Outra grande aposta na linha estratégica da companhia são os sistemas desenvolvidos para o monitoramento de plantio, que permitem a distribuição dosada de sementes e adubo. Se distribuídos conforme a necessidade num determinado lote, evita-se o desperdício e o resultado é a redução de custos. “A agricultura de precisão é a chave para o futuro porque, entre outros benefícios, é um sistema que colabora para o espaçamento ideal na disposição da semente feito pela plantadeira por exemplo.”

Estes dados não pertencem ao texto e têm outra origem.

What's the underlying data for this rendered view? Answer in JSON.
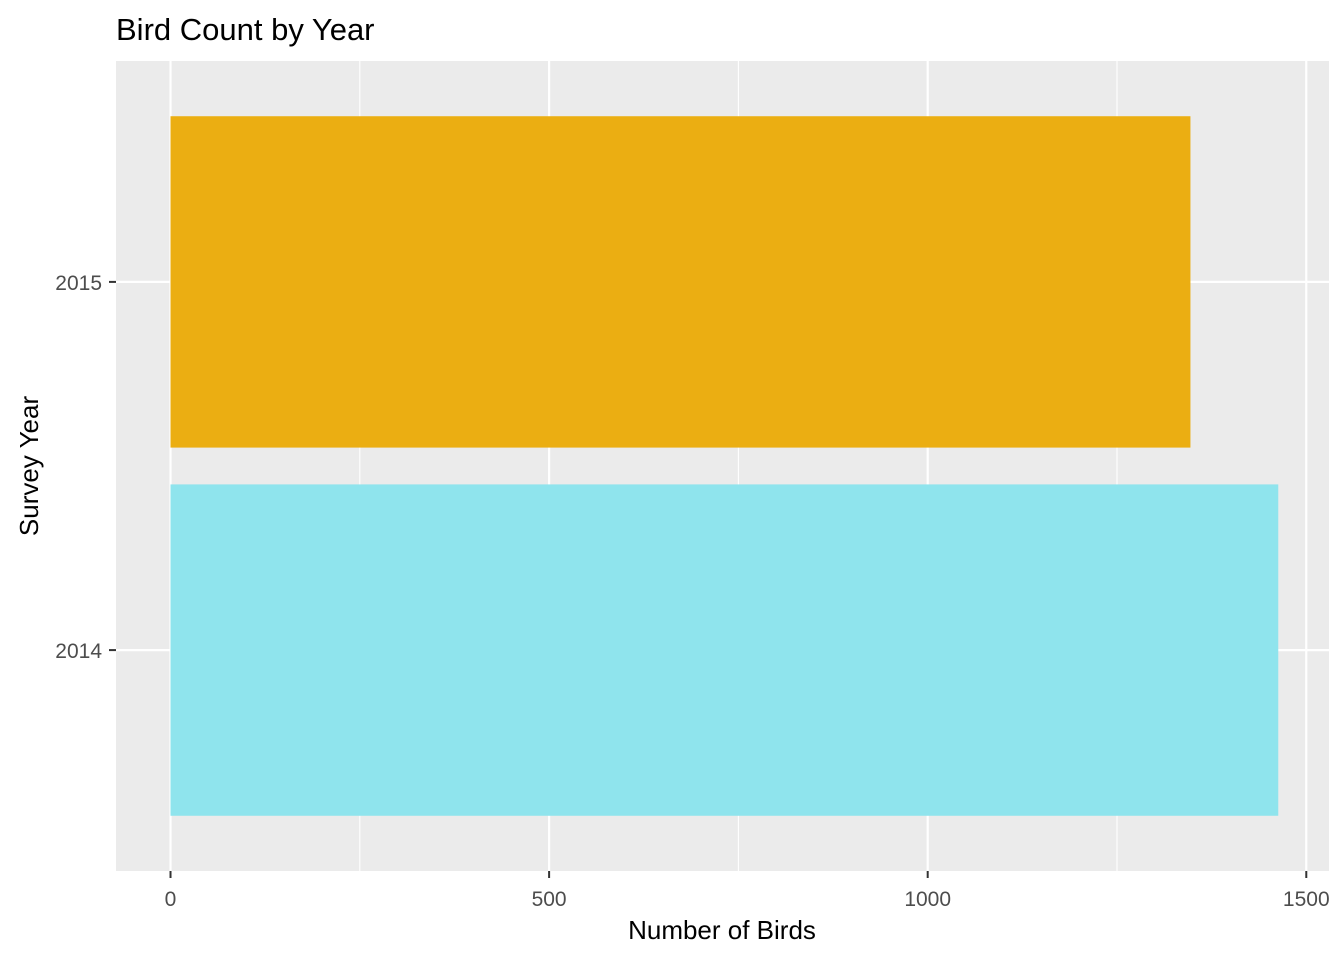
{
  "chart_data": {
    "type": "bar",
    "orientation": "horizontal",
    "title": "Bird Count by Year",
    "xlabel": "Number of Birds",
    "ylabel": "Survey Year",
    "categories": [
      "2014",
      "2015"
    ],
    "values": [
      1463,
      1347
    ],
    "bar_colors": [
      "#8FE4ED",
      "#EBAE12"
    ],
    "xlim": [
      -72,
      1530
    ],
    "xticks": [
      0,
      500,
      1000,
      1500
    ],
    "xtick_labels": [
      "0",
      "500",
      "1000",
      "1500"
    ],
    "grid": true,
    "panel_background": "#EBEBEB",
    "gridline_color": "#FFFFFF",
    "legend": "none"
  }
}
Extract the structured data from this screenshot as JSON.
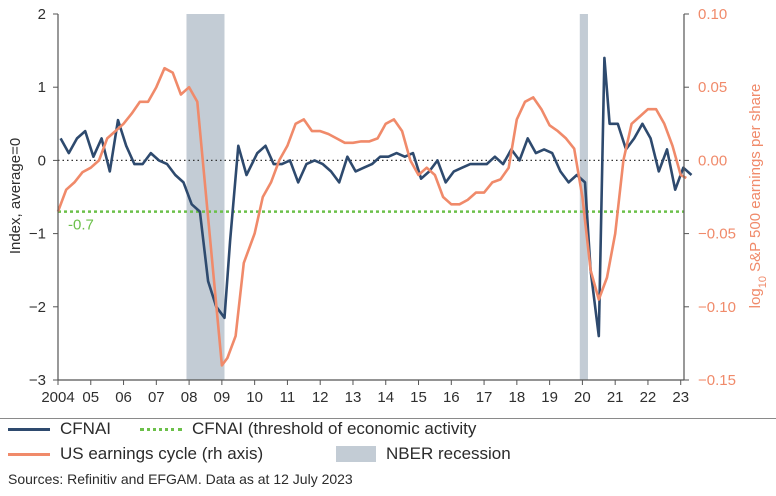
{
  "chart_data": {
    "type": "line",
    "ylabel_left": "Index, average=0",
    "ylabel_right_prefix": "log",
    "ylabel_right_sub": "10",
    "ylabel_right_suffix": " S&P 500 earnings per share",
    "x_ticks": [
      "2004",
      "05",
      "06",
      "07",
      "08",
      "09",
      "10",
      "11",
      "12",
      "13",
      "14",
      "15",
      "16",
      "17",
      "18",
      "19",
      "20",
      "21",
      "22",
      "23"
    ],
    "x_tick_years": [
      2004,
      2005,
      2006,
      2007,
      2008,
      2009,
      2010,
      2011,
      2012,
      2013,
      2014,
      2015,
      2016,
      2017,
      2018,
      2019,
      2020,
      2021,
      2022,
      2023
    ],
    "xlim": [
      2004.0,
      2023.1
    ],
    "ylim_left": [
      -3,
      2
    ],
    "ylim_right": [
      -0.15,
      0.1
    ],
    "y_ticks_left": [
      "2",
      "1",
      "0",
      "−1",
      "−2",
      "−3"
    ],
    "y_ticks_left_values": [
      2,
      1,
      0,
      -1,
      -2,
      -3
    ],
    "y_ticks_right": [
      "0.10",
      "0.05",
      "0.00",
      "−0.05",
      "−0.10",
      "−0.15"
    ],
    "y_ticks_right_values": [
      0.1,
      0.05,
      0.0,
      -0.05,
      -0.1,
      -0.15
    ],
    "zero_line": true,
    "threshold": {
      "value": -0.7,
      "label": "-0.7",
      "color": "#6cc04a"
    },
    "recessions": [
      [
        2007.92,
        2009.08
      ],
      [
        2019.92,
        2020.17
      ]
    ],
    "series": [
      {
        "name": "CFNAI",
        "axis": "left",
        "color": "#2e4a6e",
        "x": [
          2004.08,
          2004.33,
          2004.58,
          2004.83,
          2005.08,
          2005.33,
          2005.58,
          2005.83,
          2006.08,
          2006.33,
          2006.58,
          2006.83,
          2007.08,
          2007.33,
          2007.58,
          2007.83,
          2008.08,
          2008.33,
          2008.58,
          2008.83,
          2009.08,
          2009.25,
          2009.5,
          2009.75,
          2010.08,
          2010.33,
          2010.58,
          2010.83,
          2011.08,
          2011.33,
          2011.58,
          2011.83,
          2012.08,
          2012.33,
          2012.58,
          2012.83,
          2013.08,
          2013.33,
          2013.58,
          2013.83,
          2014.08,
          2014.33,
          2014.58,
          2014.83,
          2015.08,
          2015.33,
          2015.58,
          2015.83,
          2016.08,
          2016.33,
          2016.58,
          2016.83,
          2017.08,
          2017.33,
          2017.58,
          2017.83,
          2018.08,
          2018.33,
          2018.58,
          2018.83,
          2019.08,
          2019.33,
          2019.58,
          2019.83,
          2020.08,
          2020.25,
          2020.5,
          2020.67,
          2020.83,
          2021.08,
          2021.33,
          2021.58,
          2021.83,
          2022.08,
          2022.33,
          2022.58,
          2022.83,
          2023.08,
          2023.33
        ],
        "values": [
          0.3,
          0.1,
          0.3,
          0.4,
          0.05,
          0.3,
          -0.15,
          0.55,
          0.2,
          -0.05,
          -0.05,
          0.1,
          0.0,
          -0.05,
          -0.2,
          -0.3,
          -0.6,
          -0.7,
          -1.65,
          -2.0,
          -2.15,
          -1.1,
          0.2,
          -0.2,
          0.1,
          0.2,
          -0.05,
          -0.05,
          0.0,
          -0.3,
          -0.05,
          0.0,
          -0.05,
          -0.15,
          -0.3,
          0.05,
          -0.15,
          -0.1,
          -0.05,
          0.05,
          0.05,
          0.1,
          0.05,
          0.1,
          -0.25,
          -0.15,
          0.0,
          -0.3,
          -0.15,
          -0.1,
          -0.05,
          -0.05,
          -0.05,
          0.05,
          -0.05,
          0.15,
          0.0,
          0.3,
          0.1,
          0.15,
          0.1,
          -0.15,
          -0.3,
          -0.2,
          -0.3,
          -1.5,
          -2.4,
          1.4,
          0.5,
          0.5,
          0.15,
          0.3,
          0.5,
          0.3,
          -0.15,
          0.15,
          -0.4,
          -0.1,
          -0.2
        ]
      },
      {
        "name": "US earnings cycle (rh axis)",
        "axis": "right",
        "color": "#f08a6a",
        "x": [
          2004.0,
          2004.25,
          2004.5,
          2004.75,
          2005.0,
          2005.25,
          2005.5,
          2005.75,
          2006.0,
          2006.25,
          2006.5,
          2006.75,
          2007.0,
          2007.25,
          2007.5,
          2007.75,
          2008.0,
          2008.25,
          2008.5,
          2008.75,
          2009.0,
          2009.17,
          2009.42,
          2009.67,
          2010.0,
          2010.25,
          2010.5,
          2010.75,
          2011.0,
          2011.25,
          2011.5,
          2011.75,
          2012.0,
          2012.25,
          2012.5,
          2012.75,
          2013.0,
          2013.25,
          2013.5,
          2013.75,
          2014.0,
          2014.25,
          2014.5,
          2014.75,
          2015.0,
          2015.25,
          2015.5,
          2015.75,
          2016.0,
          2016.25,
          2016.5,
          2016.75,
          2017.0,
          2017.25,
          2017.5,
          2017.75,
          2018.0,
          2018.25,
          2018.5,
          2018.75,
          2019.0,
          2019.25,
          2019.5,
          2019.75,
          2020.0,
          2020.25,
          2020.5,
          2020.75,
          2021.0,
          2021.25,
          2021.5,
          2021.75,
          2022.0,
          2022.25,
          2022.5,
          2022.75,
          2023.0,
          2023.17
        ],
        "values": [
          -0.035,
          -0.02,
          -0.015,
          -0.008,
          -0.005,
          0.0,
          0.015,
          0.02,
          0.025,
          0.032,
          0.04,
          0.04,
          0.05,
          0.063,
          0.06,
          0.045,
          0.05,
          0.04,
          -0.02,
          -0.08,
          -0.14,
          -0.135,
          -0.12,
          -0.07,
          -0.05,
          -0.025,
          -0.015,
          0.0,
          0.01,
          0.025,
          0.028,
          0.02,
          0.02,
          0.018,
          0.015,
          0.012,
          0.012,
          0.013,
          0.013,
          0.015,
          0.025,
          0.028,
          0.02,
          0.0,
          -0.01,
          -0.005,
          -0.01,
          -0.025,
          -0.03,
          -0.03,
          -0.027,
          -0.022,
          -0.022,
          -0.015,
          -0.013,
          -0.005,
          0.028,
          0.04,
          0.043,
          0.035,
          0.024,
          0.02,
          0.015,
          0.008,
          -0.025,
          -0.075,
          -0.095,
          -0.08,
          -0.05,
          0.0,
          0.025,
          0.03,
          0.035,
          0.035,
          0.025,
          0.01,
          -0.01,
          -0.012
        ]
      }
    ]
  },
  "legend": {
    "cfnai": "CFNAI",
    "threshold": "CFNAI (threshold of economic activity",
    "earnings": "US earnings cycle (rh axis)",
    "recession": "NBER recession"
  },
  "source": "Sources: Refinitiv and EFGAM. Data as at 12 July 2023",
  "colors": {
    "cfnai": "#2e4a6e",
    "earnings": "#f08a6a",
    "threshold": "#6cc04a",
    "recession": "#c3ccd5",
    "axis": "#555555"
  }
}
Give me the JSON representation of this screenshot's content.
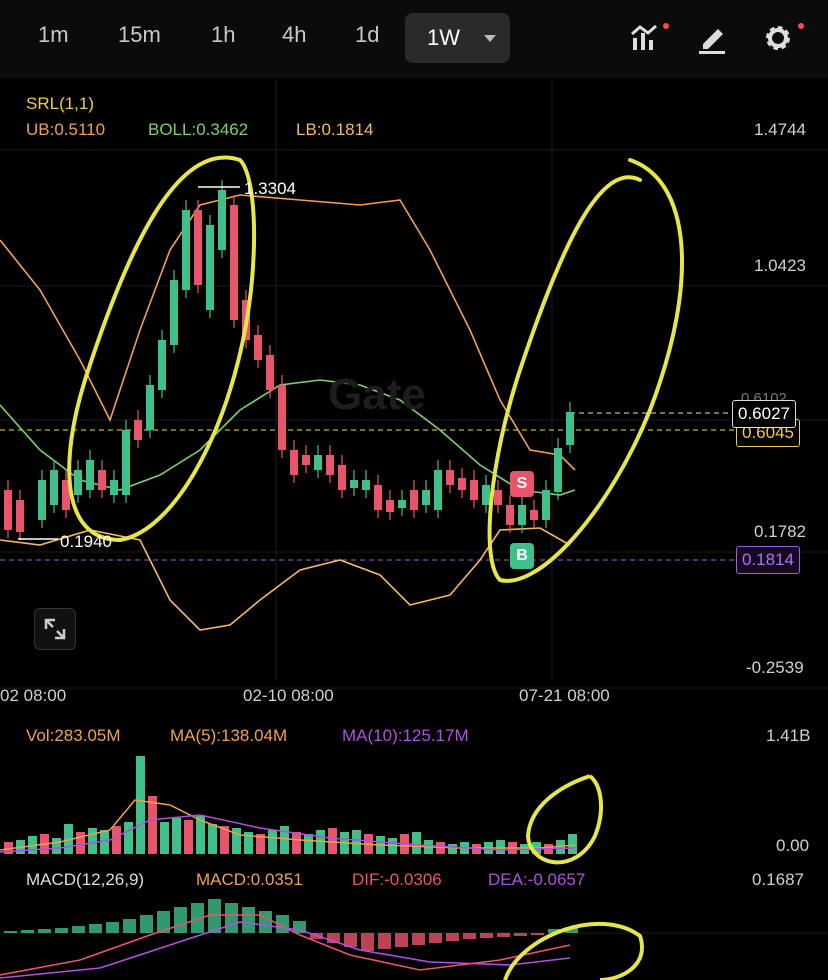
{
  "timeframes": [
    {
      "label": "1m",
      "active": false
    },
    {
      "label": "15m",
      "active": false
    },
    {
      "label": "1h",
      "active": false
    },
    {
      "label": "4h",
      "active": false
    },
    {
      "label": "1d",
      "active": false
    },
    {
      "label": "1W",
      "active": true
    }
  ],
  "indicators": {
    "srl": "SRL(1,1)",
    "ub": "UB:0.5110",
    "boll": "BOLL:0.3462",
    "lb": "LB:0.1814"
  },
  "price_axis": [
    "1.4744",
    "1.0423",
    "0.6102",
    "0.1782",
    "-0.2539"
  ],
  "markers": {
    "high": "1.3304",
    "low": "0.1940"
  },
  "price_boxes": {
    "last": "0.6027",
    "mark": "0.6045",
    "lb": "0.1814"
  },
  "trade_markers": {
    "sell": "S",
    "buy": "B"
  },
  "time_axis": [
    "02 08:00",
    "02-10 08:00",
    "07-21 08:00"
  ],
  "watermark": "Gate",
  "volume": {
    "vol": "Vol:283.05M",
    "ma5": "MA(5):138.04M",
    "ma10": "MA(10):125.17M",
    "axis_top": "1.41B",
    "axis_bottom": "0.00"
  },
  "macd": {
    "title": "MACD(12,26,9)",
    "macd": "MACD:0.0351",
    "dif": "DIF:-0.0306",
    "dea": "DEA:-0.0657",
    "axis_top": "0.1687"
  },
  "colors": {
    "up": "#3fbf8a",
    "down": "#e8556a",
    "ub": "#f0a050",
    "boll": "#7dd06a",
    "lb": "#f5b860",
    "ma10": "#b050e0",
    "highlight": "#e6e64a"
  },
  "icons": [
    "indicator-chart-icon",
    "pencil-draw-icon",
    "gear-settings-icon",
    "expand-icon",
    "caret-down-icon"
  ]
}
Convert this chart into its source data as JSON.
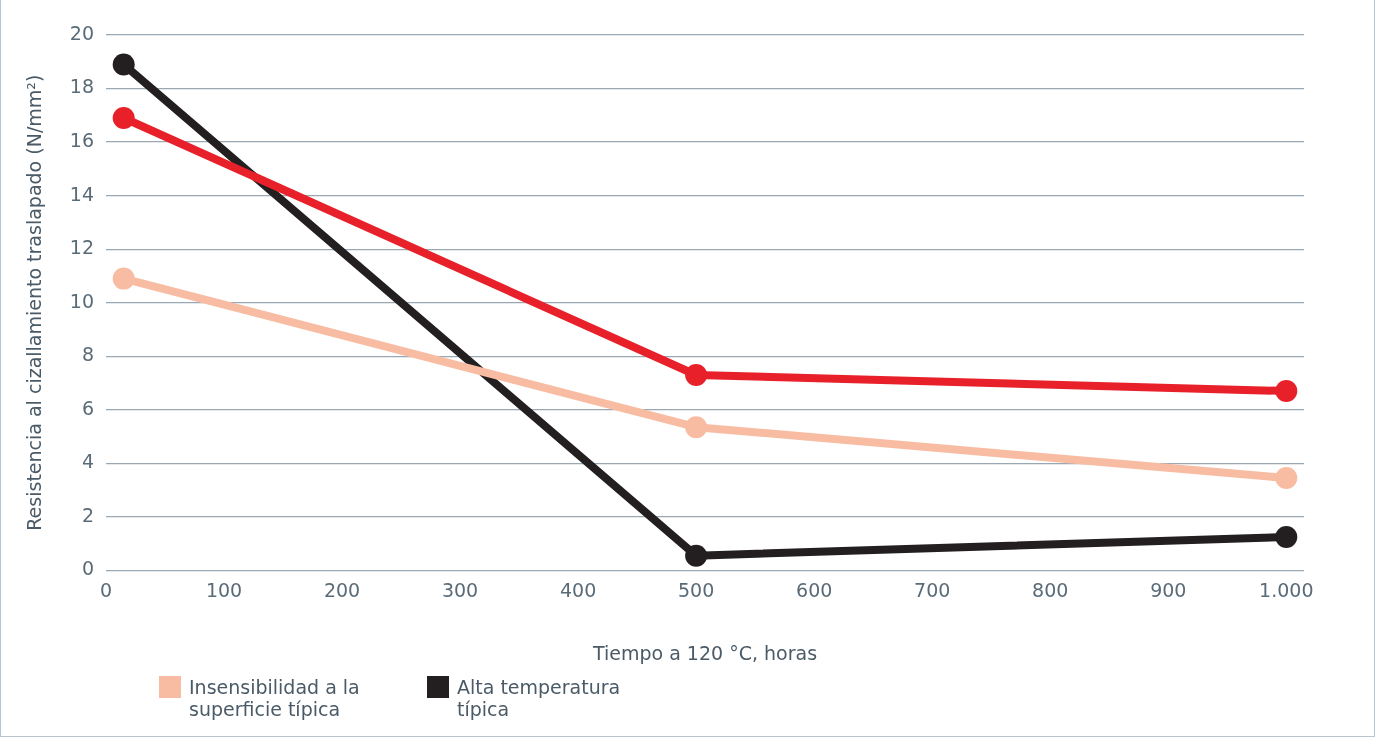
{
  "chart_data": {
    "type": "line",
    "xlabel": "Tiempo a 120 °C, horas",
    "ylabel": "Resistencia al cizallamiento traslapado (N/mm²)",
    "x": [
      15,
      500,
      1000
    ],
    "series": [
      {
        "color": "#e8202a",
        "values": [
          16.9,
          7.3,
          6.7
        ]
      },
      {
        "name": "Insensibilidad a la superficie típica",
        "color": "#f8bca3",
        "values": [
          10.9,
          5.35,
          3.45
        ]
      },
      {
        "name": "Alta temperatura típica",
        "color": "#231f20",
        "values": [
          18.9,
          0.55,
          1.25
        ]
      }
    ],
    "xlim": [
      0,
      1015
    ],
    "xticks": [
      0,
      100,
      200,
      300,
      400,
      500,
      600,
      700,
      800,
      900,
      {
        "value": 1000,
        "label": "1.000"
      }
    ],
    "ylim": [
      0,
      20
    ],
    "yticks": [
      0,
      2,
      4,
      6,
      8,
      10,
      12,
      14,
      16,
      18,
      20
    ],
    "grid": "y",
    "legend": "bottom left",
    "marker": "circle",
    "line_style": "solid"
  }
}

Fora a aproximação com as universidades, os especialistas do centro de pesquisas estão constantemente viajando. “Vamos muito aos Estados Unidos. A descoberta de tendências, essa parte da teoria, é fundamental. Mas é preciso aliar à prática, por isso a parceria com a Fatec Pompeia, em São Paulo, por exemplo”, afirma Marchesan. Com todos esses movimentos, a companhia mais que dobrou o volume de linhas de produtos oferecidos ao produtor nas últimas duas décadas. Saiu de uma carteira que detinha 200 itens no início da década de 1990 para os 450 atuais. O empresário não informa valores, mas diz que a diversificação colaborou para que o faturamento crescesse dez vezes desde 1994.

A New Holland, que pertence à CNH, do Grupo Fiat, quer focar no desenvolvimento de tratores cada vez mais potentes e equipamentos de maior porte. Em 1994, as colheitadeiras mais avançadas tinham plataformas com cerca de 25 pés e poderiam ser puxadas por tratores de 150 cavalos.

Hoje, no entanto, é preciso um trator três vezes mais potente para dar conta do equipamento, que dobrou de tamanho. Fora as mudanças de dimensão, essas máquinas, que no passado precisavam ser puxadas por tratores, também ganharam motor acoplado e surgiram os modelos autopropelidos.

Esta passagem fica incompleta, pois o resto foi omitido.